Thierry Garnier, Chef de caves, and Charles Philipponnat tasting still wines from barriques in their winery in Mareuil-sur-Aÿ. Their résumé: 2010 was good harvest, despite the rather small crop due to botrytis. With Champagne Philipponnat a lot has changed in the last ten years: In 2003 a new cuverie was inaugurated, also a lot of oak wine barrels were purchased. The methods of vinification are rather sophisticated; using non-malo-lactic fermentation for a part of the still wines, the Clos des Goisses is 100 percent non-malo. In general malo-lactic fermentation is most often chosen for wines processed in vats, whereas the wines in barrels do not undergo malo-lactic fermentation.

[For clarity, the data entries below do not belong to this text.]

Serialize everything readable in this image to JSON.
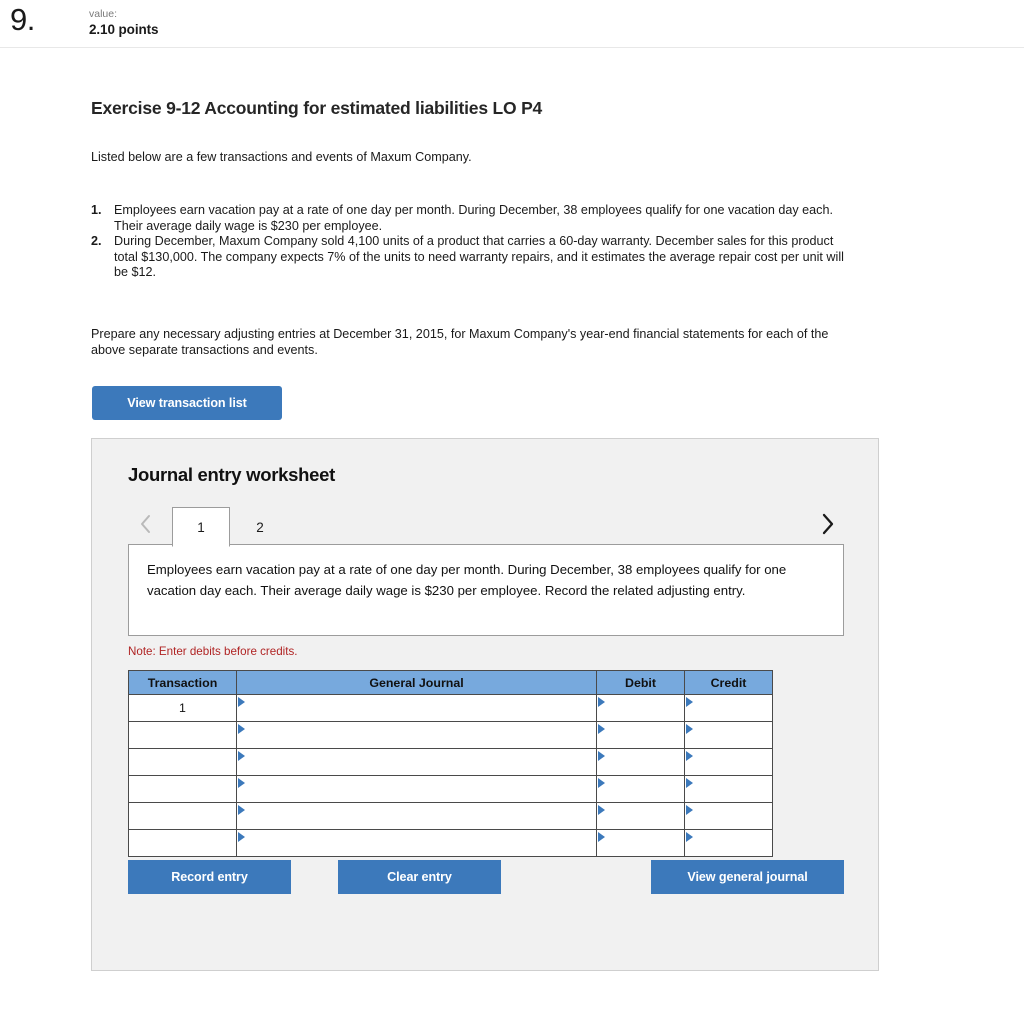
{
  "header": {
    "question_number": "9.",
    "value_label": "value:",
    "points": "2.10 points"
  },
  "exercise": {
    "title": "Exercise 9-12 Accounting for estimated liabilities LO P4",
    "intro": "Listed below are a few transactions and events of Maxum Company.",
    "events": [
      {
        "num": "1.",
        "text": "Employees earn vacation pay at a rate of one day per month. During December, 38 employees qualify for one vacation day each. Their average daily wage is $230 per employee."
      },
      {
        "num": "2.",
        "text": "During December, Maxum Company sold 4,100 units of a product that carries a 60-day warranty. December sales for this product total $130,000. The company expects 7% of the units to need warranty repairs, and it estimates the average repair cost per unit will be $12."
      }
    ],
    "prepare": "Prepare any necessary adjusting entries at December 31, 2015, for Maxum Company's year-end financial statements for each of the above separate transactions and events.",
    "view_transaction_list_label": "View transaction list"
  },
  "worksheet": {
    "title": "Journal entry worksheet",
    "tabs": [
      {
        "label": "1",
        "active": true
      },
      {
        "label": "2",
        "active": false
      }
    ],
    "prev_arrow": "‹",
    "next_arrow": "›",
    "prompt": "Employees earn vacation pay at a rate of one day per month. During December, 38 employees qualify for one vacation day each. Their average daily wage is $230 per employee. Record the related adjusting entry.",
    "note": "Note: Enter debits before credits.",
    "table": {
      "columns": [
        "Transaction",
        "General Journal",
        "Debit",
        "Credit"
      ],
      "rows": [
        {
          "transaction": "1",
          "general_journal": "",
          "debit": "",
          "credit": ""
        },
        {
          "transaction": "",
          "general_journal": "",
          "debit": "",
          "credit": ""
        },
        {
          "transaction": "",
          "general_journal": "",
          "debit": "",
          "credit": ""
        },
        {
          "transaction": "",
          "general_journal": "",
          "debit": "",
          "credit": ""
        },
        {
          "transaction": "",
          "general_journal": "",
          "debit": "",
          "credit": ""
        },
        {
          "transaction": "",
          "general_journal": "",
          "debit": "",
          "credit": ""
        }
      ]
    },
    "buttons": {
      "record_entry": "Record entry",
      "clear_entry": "Clear entry",
      "view_general_journal": "View general journal"
    }
  },
  "colors": {
    "button_blue": "#3c79bb",
    "table_header_blue": "#77a9dd",
    "note_red": "#b02424",
    "panel_gray": "#f1f1f1"
  }
}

A very good move was the concentration of one Brut sans année, the Cuvée Royale Réserve. "It doesn't make any sens for a house like us to have two Bruts", Charles explains, an innuendo on the former Cuvée Le Reflet. Now the Royale Réserve is a powerful but very good drinkable wine; on can taste the the dominance of Pinot Noir in the blends, particularly, as Charles mentioned, "that of our very well southern-facing vineyards from the South of the Montagne de Reims". Usually the assemblage is 40 to 50 percent Pinot noir with Chardonnay (30 to 35 percent) and Pinot Meunier (15 to 25 percent). The fraction of reserve wines is 20 to 40 percent. The dosage is relatively low, nine grams per liter. The same assemblage is also available without any dosage, the Cuvée Royale Réserve Non Dosé. This is a well-aged and balanced wine which impressed with his intensity and freshness. A special recommendation goes to the Grand Blanc 2004, which will be reviewed later this year under the front page column The Best of the Best - Blanc de Blancs.